Wednesday, May 5, 2010

I've descended into a kind of madness. My compulsive desire for imposing order on things -- the same one that has been an asset in the academic domain -- can be a liability in my personal life. Take, for example, my mp3 collection: a completist, and also carrying an inordinate amount of nostalgia for the 80s, I long ago made it a goal to have a copy of every song that might have been broadcast on AM radio on American Top 40 during the 80s - often without any regard to whether I like the song.

Of course, as my library expanded, so did the task of making sure that the ID3 tags on my collection were correct and complete. My compulsion has lead me to spend a shameful amount of time on Amazon, looking up release dates for albums, or finding the album on which a single first appeared (it annoys me to have the album entry for half my library listed as permutations of the words "80s", "hits" and "greatest").
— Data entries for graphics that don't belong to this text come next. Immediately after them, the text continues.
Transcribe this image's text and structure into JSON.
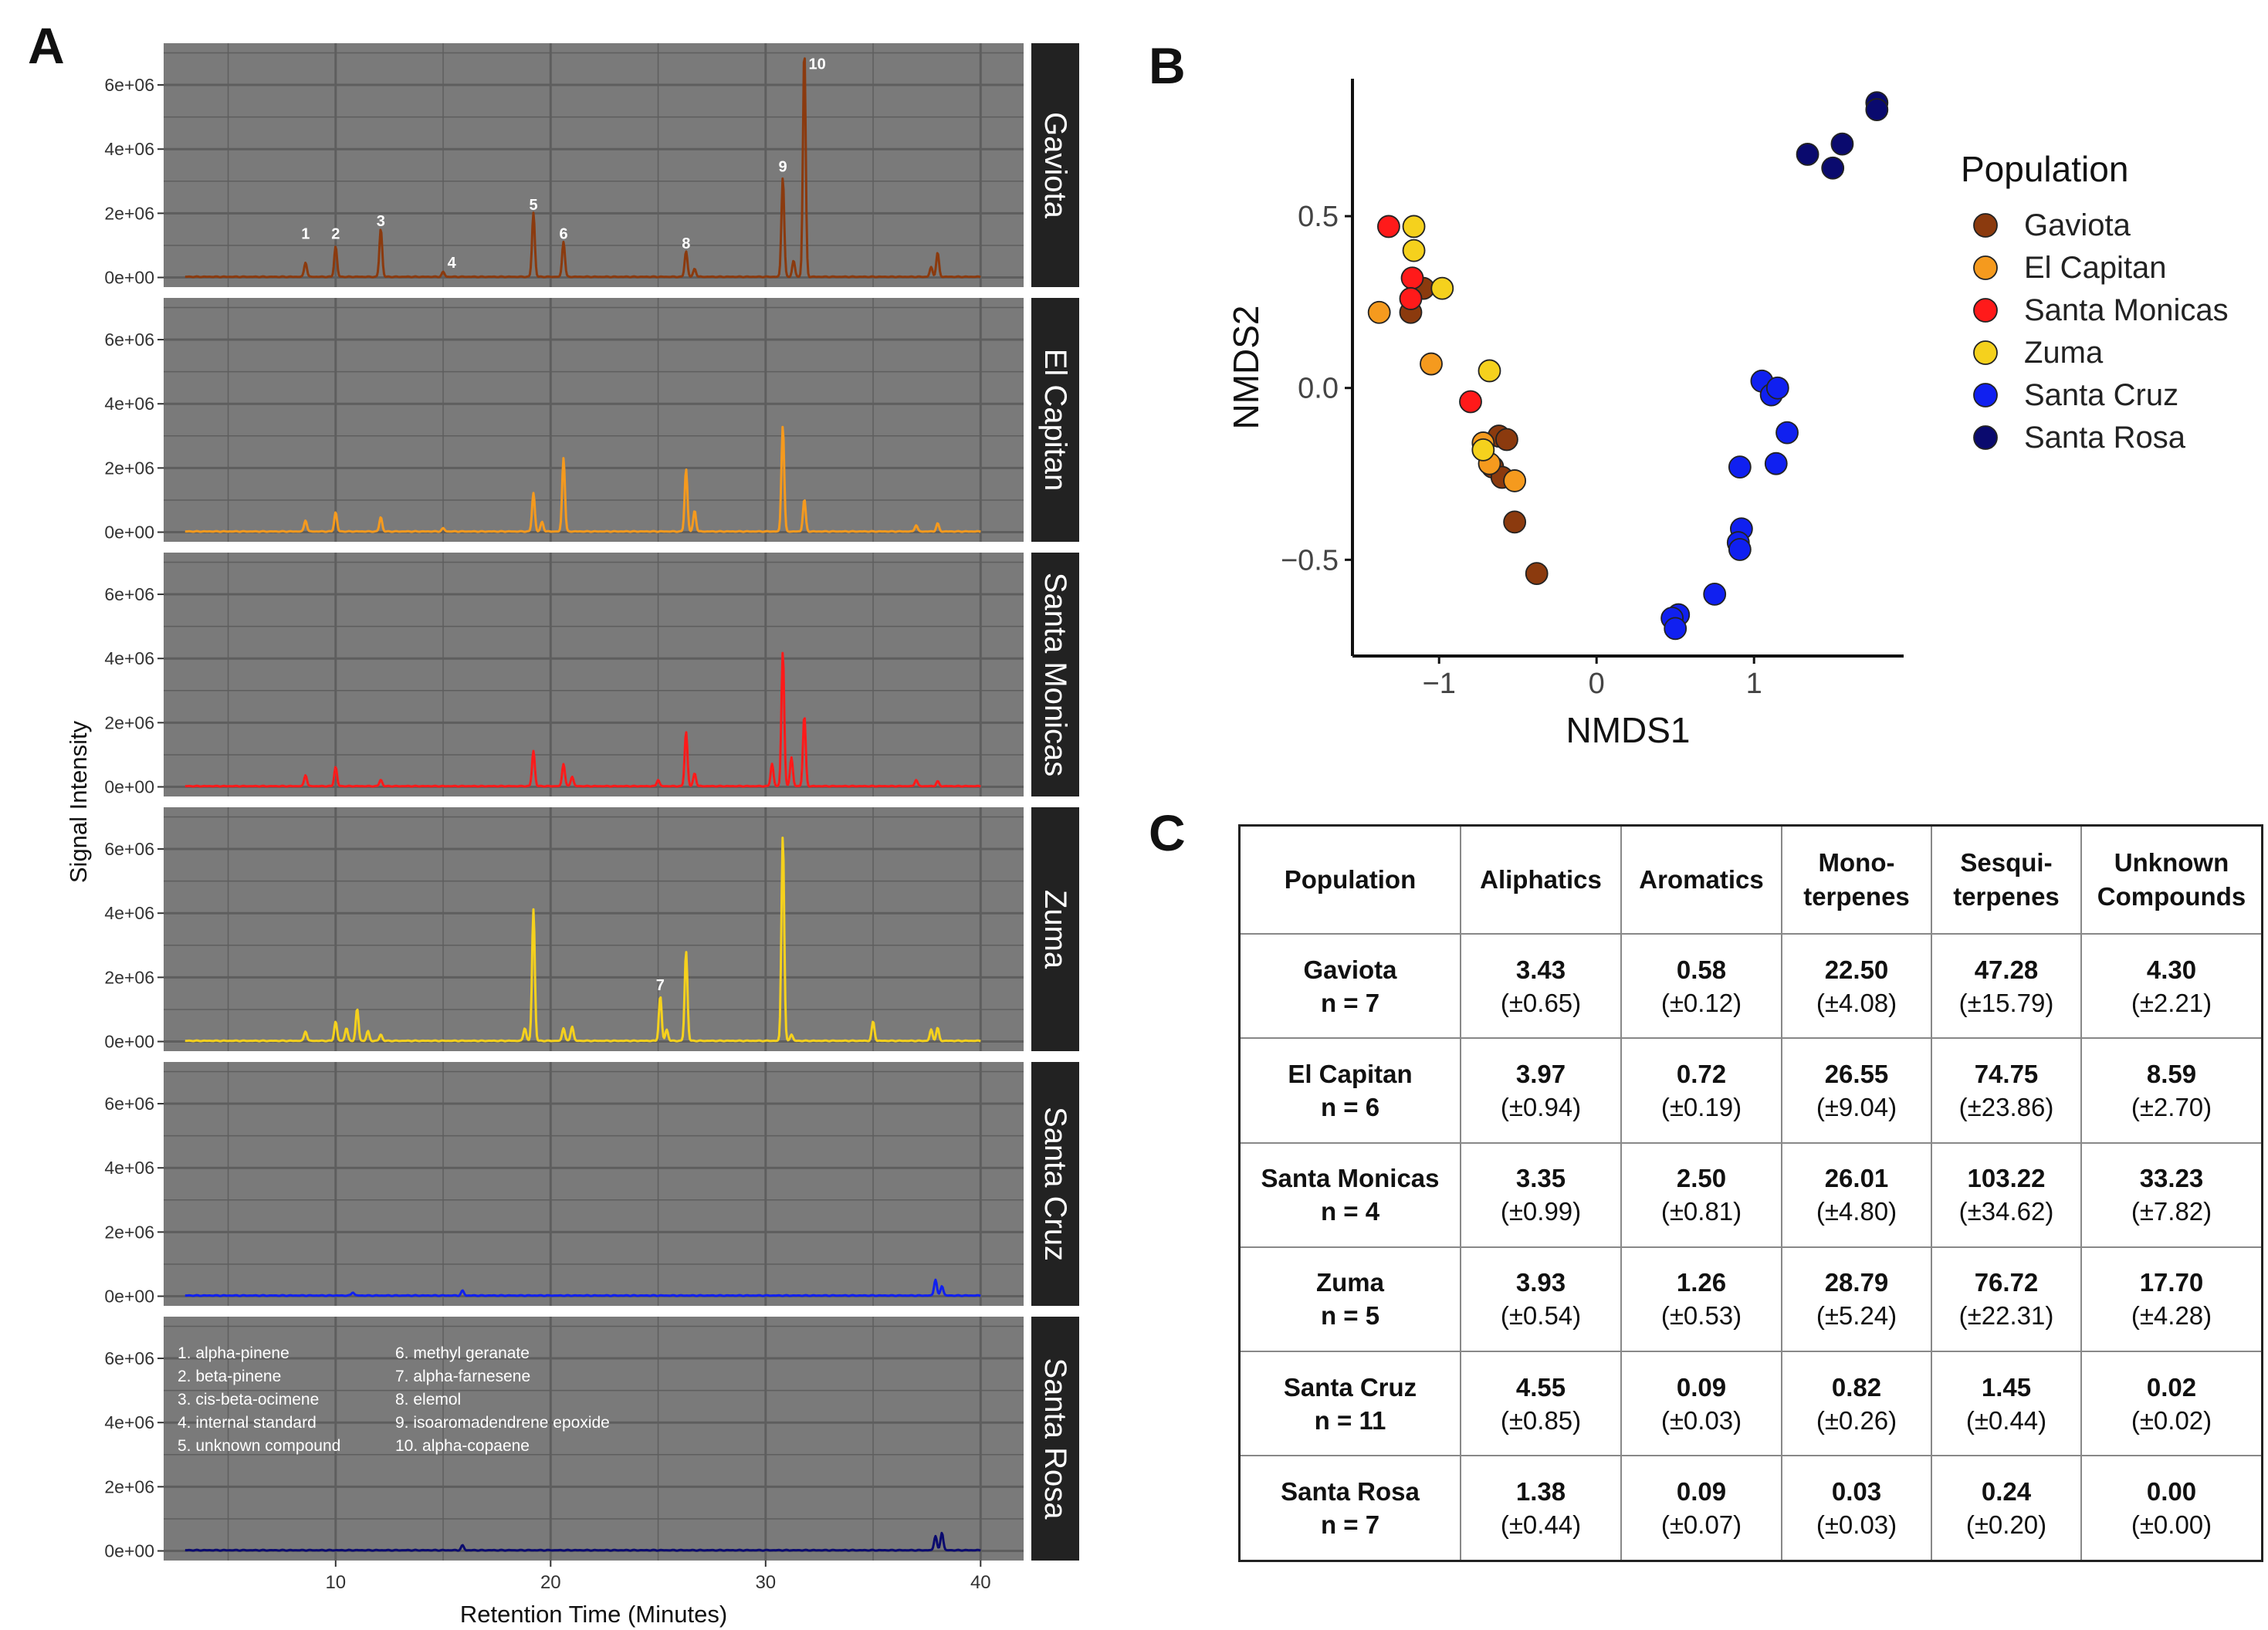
{
  "panel_labels": {
    "a": "A",
    "b": "B",
    "c": "C"
  },
  "colors": {
    "panel_bg": "#7a7a7a",
    "grid": "#5e5e5e",
    "strip_bg": "#222222",
    "Gaviota": "#8b3a0e",
    "El Capitan": "#f59a1e",
    "Santa Monicas": "#ff1a1a",
    "Zuma": "#f5d11d",
    "Santa Cruz": "#1020f0",
    "Santa Rosa": "#0a0a6e"
  },
  "chart_data": [
    {
      "type": "line",
      "panel": "A",
      "xlabel": "Retention Time (Minutes)",
      "ylabel": "Signal Intensity",
      "xlim": [
        2,
        42
      ],
      "ylim": [
        -300000,
        7300000
      ],
      "xticks": [
        10,
        20,
        30,
        40
      ],
      "xtick_labels": [
        "10",
        "20",
        "30",
        "40"
      ],
      "yticks": [
        0,
        2000000,
        4000000,
        6000000
      ],
      "ytick_labels": [
        "0e+00",
        "2e+06",
        "4e+06",
        "6e+06"
      ],
      "x_range": [
        3,
        40
      ],
      "facets": [
        {
          "name": "Gaviota",
          "color": "#8b3a0e",
          "peaks": [
            [
              8.6,
              450000
            ],
            [
              10,
              950000
            ],
            [
              12.1,
              1500000
            ],
            [
              15,
              150000
            ],
            [
              19.2,
              2000000
            ],
            [
              20.6,
              1100000
            ],
            [
              26.3,
              800000
            ],
            [
              26.7,
              250000
            ],
            [
              30.8,
              3100000
            ],
            [
              31.3,
              500000
            ],
            [
              31.8,
              7100000
            ],
            [
              37.7,
              300000
            ],
            [
              38,
              750000
            ]
          ],
          "annotations": [
            {
              "label": "1",
              "x": 8.6,
              "y": 1200000
            },
            {
              "label": "2",
              "x": 10,
              "y": 1200000
            },
            {
              "label": "3",
              "x": 12.1,
              "y": 1600000
            },
            {
              "label": "4",
              "x": 15.4,
              "y": 300000
            },
            {
              "label": "5",
              "x": 19.2,
              "y": 2100000
            },
            {
              "label": "6",
              "x": 20.6,
              "y": 1200000
            },
            {
              "label": "8",
              "x": 26.3,
              "y": 900000
            },
            {
              "label": "9",
              "x": 30.8,
              "y": 3300000
            },
            {
              "label": "10",
              "x": 32.4,
              "y": 6500000
            }
          ]
        },
        {
          "name": "El Capitan",
          "color": "#f59a1e",
          "peaks": [
            [
              8.6,
              350000
            ],
            [
              10,
              600000
            ],
            [
              12.1,
              450000
            ],
            [
              15,
              100000
            ],
            [
              19.2,
              1200000
            ],
            [
              19.6,
              300000
            ],
            [
              20.6,
              2300000
            ],
            [
              26.3,
              1950000
            ],
            [
              26.7,
              650000
            ],
            [
              30.8,
              3300000
            ],
            [
              31.8,
              1000000
            ],
            [
              37,
              200000
            ],
            [
              38,
              250000
            ]
          ],
          "annotations": []
        },
        {
          "name": "Santa Monicas",
          "color": "#ff1a1a",
          "peaks": [
            [
              8.6,
              350000
            ],
            [
              10,
              600000
            ],
            [
              12.1,
              200000
            ],
            [
              19.2,
              1100000
            ],
            [
              20.6,
              700000
            ],
            [
              21,
              300000
            ],
            [
              25,
              200000
            ],
            [
              26.3,
              1700000
            ],
            [
              26.7,
              400000
            ],
            [
              30.3,
              700000
            ],
            [
              30.8,
              4200000
            ],
            [
              31.2,
              900000
            ],
            [
              31.8,
              2200000
            ],
            [
              37,
              200000
            ],
            [
              38,
              150000
            ]
          ],
          "annotations": []
        },
        {
          "name": "Zuma",
          "color": "#f5d11d",
          "peaks": [
            [
              8.6,
              300000
            ],
            [
              10,
              600000
            ],
            [
              10.5,
              400000
            ],
            [
              11,
              1000000
            ],
            [
              11.5,
              300000
            ],
            [
              12.1,
              200000
            ],
            [
              18.8,
              400000
            ],
            [
              19.2,
              4100000
            ],
            [
              20.6,
              400000
            ],
            [
              21,
              450000
            ],
            [
              25.1,
              1400000
            ],
            [
              25.4,
              350000
            ],
            [
              26.3,
              2800000
            ],
            [
              30.8,
              6400000
            ],
            [
              31.2,
              200000
            ],
            [
              35,
              600000
            ],
            [
              37.7,
              350000
            ],
            [
              38,
              400000
            ]
          ],
          "annotations": [
            {
              "label": "7",
              "x": 25.1,
              "y": 1600000
            }
          ]
        },
        {
          "name": "Santa Cruz",
          "color": "#1020f0",
          "peaks": [
            [
              10.8,
              100000
            ],
            [
              15.9,
              150000
            ],
            [
              37.9,
              500000
            ],
            [
              38.2,
              300000
            ]
          ],
          "annotations": []
        },
        {
          "name": "Santa Rosa",
          "color": "#0a0a6e",
          "peaks": [
            [
              15.9,
              150000
            ],
            [
              37.9,
              450000
            ],
            [
              38.2,
              550000
            ]
          ],
          "annotations": []
        }
      ],
      "legend": {
        "placement": "top-left of last facet",
        "col1": [
          "1. alpha-pinene",
          "2. beta-pinene",
          "3. cis-beta-ocimene",
          "4. internal standard",
          "5. unknown compound"
        ],
        "col2": [
          "6. methyl geranate",
          "7. alpha-farnesene",
          "8. elemol",
          "9. isoaromadendrene epoxide",
          "10. alpha-copaene"
        ]
      }
    },
    {
      "type": "scatter",
      "panel": "B",
      "xlabel": "NMDS1",
      "ylabel": "NMDS2",
      "xlim": [
        -1.55,
        1.95
      ],
      "ylim": [
        -0.78,
        0.9
      ],
      "xticks": [
        -1,
        0,
        1
      ],
      "xtick_labels": [
        "−1",
        "0",
        "1"
      ],
      "yticks": [
        0.5,
        0.0,
        -0.5
      ],
      "ytick_labels": [
        "0.5",
        "0.0",
        "−0.5"
      ],
      "legend_title": "Population",
      "legend_placement": "right",
      "series": [
        {
          "name": "Gaviota",
          "points": [
            [
              -1.18,
              0.22
            ],
            [
              -1.1,
              0.29
            ],
            [
              -0.62,
              -0.14
            ],
            [
              -0.57,
              -0.15
            ],
            [
              -0.66,
              -0.23
            ],
            [
              -0.6,
              -0.26
            ],
            [
              -0.52,
              -0.39
            ],
            [
              -0.38,
              -0.54
            ]
          ]
        },
        {
          "name": "El Capitan",
          "points": [
            [
              -1.38,
              0.22
            ],
            [
              -1.05,
              0.07
            ],
            [
              -0.72,
              -0.16
            ],
            [
              -0.68,
              -0.22
            ],
            [
              -0.52,
              -0.27
            ]
          ]
        },
        {
          "name": "Santa Monicas",
          "points": [
            [
              -1.32,
              0.47
            ],
            [
              -1.17,
              0.32
            ],
            [
              -1.18,
              0.26
            ],
            [
              -0.8,
              -0.04
            ]
          ]
        },
        {
          "name": "Zuma",
          "points": [
            [
              -1.16,
              0.47
            ],
            [
              -1.16,
              0.4
            ],
            [
              -0.98,
              0.29
            ],
            [
              -0.68,
              0.05
            ],
            [
              -0.72,
              -0.18
            ]
          ]
        },
        {
          "name": "Santa Cruz",
          "points": [
            [
              1.05,
              0.02
            ],
            [
              1.11,
              -0.02
            ],
            [
              1.15,
              0.0
            ],
            [
              1.21,
              -0.13
            ],
            [
              1.14,
              -0.22
            ],
            [
              0.91,
              -0.23
            ],
            [
              0.92,
              -0.41
            ],
            [
              0.9,
              -0.45
            ],
            [
              0.91,
              -0.47
            ],
            [
              0.75,
              -0.6
            ],
            [
              0.52,
              -0.66
            ],
            [
              0.48,
              -0.67
            ],
            [
              0.5,
              -0.7
            ]
          ]
        },
        {
          "name": "Santa Rosa",
          "points": [
            [
              1.78,
              0.83
            ],
            [
              1.78,
              0.81
            ],
            [
              1.56,
              0.71
            ],
            [
              1.34,
              0.68
            ],
            [
              1.5,
              0.64
            ]
          ]
        }
      ]
    }
  ],
  "table": {
    "headers": [
      [
        "Population"
      ],
      [
        "Aliphatics"
      ],
      [
        "Aromatics"
      ],
      [
        "Mono-",
        "terpenes"
      ],
      [
        "Sesqui-",
        "terpenes"
      ],
      [
        "Unknown",
        "Compounds"
      ]
    ],
    "rows": [
      {
        "population": "Gaviota",
        "n": "n = 7",
        "cells": [
          [
            "3.43",
            "(±0.65)"
          ],
          [
            "0.58",
            "(±0.12)"
          ],
          [
            "22.50",
            "(±4.08)"
          ],
          [
            "47.28",
            "(±15.79)"
          ],
          [
            "4.30",
            "(±2.21)"
          ]
        ]
      },
      {
        "population": "El Capitan",
        "n": "n = 6",
        "cells": [
          [
            "3.97",
            "(±0.94)"
          ],
          [
            "0.72",
            "(±0.19)"
          ],
          [
            "26.55",
            "(±9.04)"
          ],
          [
            "74.75",
            "(±23.86)"
          ],
          [
            "8.59",
            "(±2.70)"
          ]
        ]
      },
      {
        "population": "Santa Monicas",
        "n": "n = 4",
        "cells": [
          [
            "3.35",
            "(±0.99)"
          ],
          [
            "2.50",
            "(±0.81)"
          ],
          [
            "26.01",
            "(±4.80)"
          ],
          [
            "103.22",
            "(±34.62)"
          ],
          [
            "33.23",
            "(±7.82)"
          ]
        ]
      },
      {
        "population": "Zuma",
        "n": "n = 5",
        "cells": [
          [
            "3.93",
            "(±0.54)"
          ],
          [
            "1.26",
            "(±0.53)"
          ],
          [
            "28.79",
            "(±5.24)"
          ],
          [
            "76.72",
            "(±22.31)"
          ],
          [
            "17.70",
            "(±4.28)"
          ]
        ]
      },
      {
        "population": "Santa Cruz",
        "n": "n = 11",
        "cells": [
          [
            "4.55",
            "(±0.85)"
          ],
          [
            "0.09",
            "(±0.03)"
          ],
          [
            "0.82",
            "(±0.26)"
          ],
          [
            "1.45",
            "(±0.44)"
          ],
          [
            "0.02",
            "(±0.02)"
          ]
        ]
      },
      {
        "population": "Santa Rosa",
        "n": "n = 7",
        "cells": [
          [
            "1.38",
            "(±0.44)"
          ],
          [
            "0.09",
            "(±0.07)"
          ],
          [
            "0.03",
            "(±0.03)"
          ],
          [
            "0.24",
            "(±0.20)"
          ],
          [
            "0.00",
            "(±0.00)"
          ]
        ]
      }
    ]
  }
}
Before this week, I would have balked at the idea of going to the trouble of obtaining album art. After all, embedding the images makes the files bigger. And anyways, I don't use an iPod, and if I did, I wouldn't be staring at it while listening to my music. That was before I used Windows Media Player to transfer some of my files to my Sansa mp3 player, a process that mysteriously and automatically found and embedded the correct album art for about a fifth of my files, and set the album art for anything released before 1985 to the cover of Styx's Greatest Hits album.


That's really weird. I don't even have anything in my collection from that album. I guess that speaks to what's going on in the minds of Microsoft developers: the only thing worth listening to prior to '86 was Styx. I wonder what Apple would have done?



So anyways, seeing that album art come up in my media player was starting to give me an eye tic. So whereas other, more better adjusted people might be spending their time on the internet surfing for porn (link does not go to porn, but if you're at work, wear headphones), I have instead been using various tools to surf for album covers.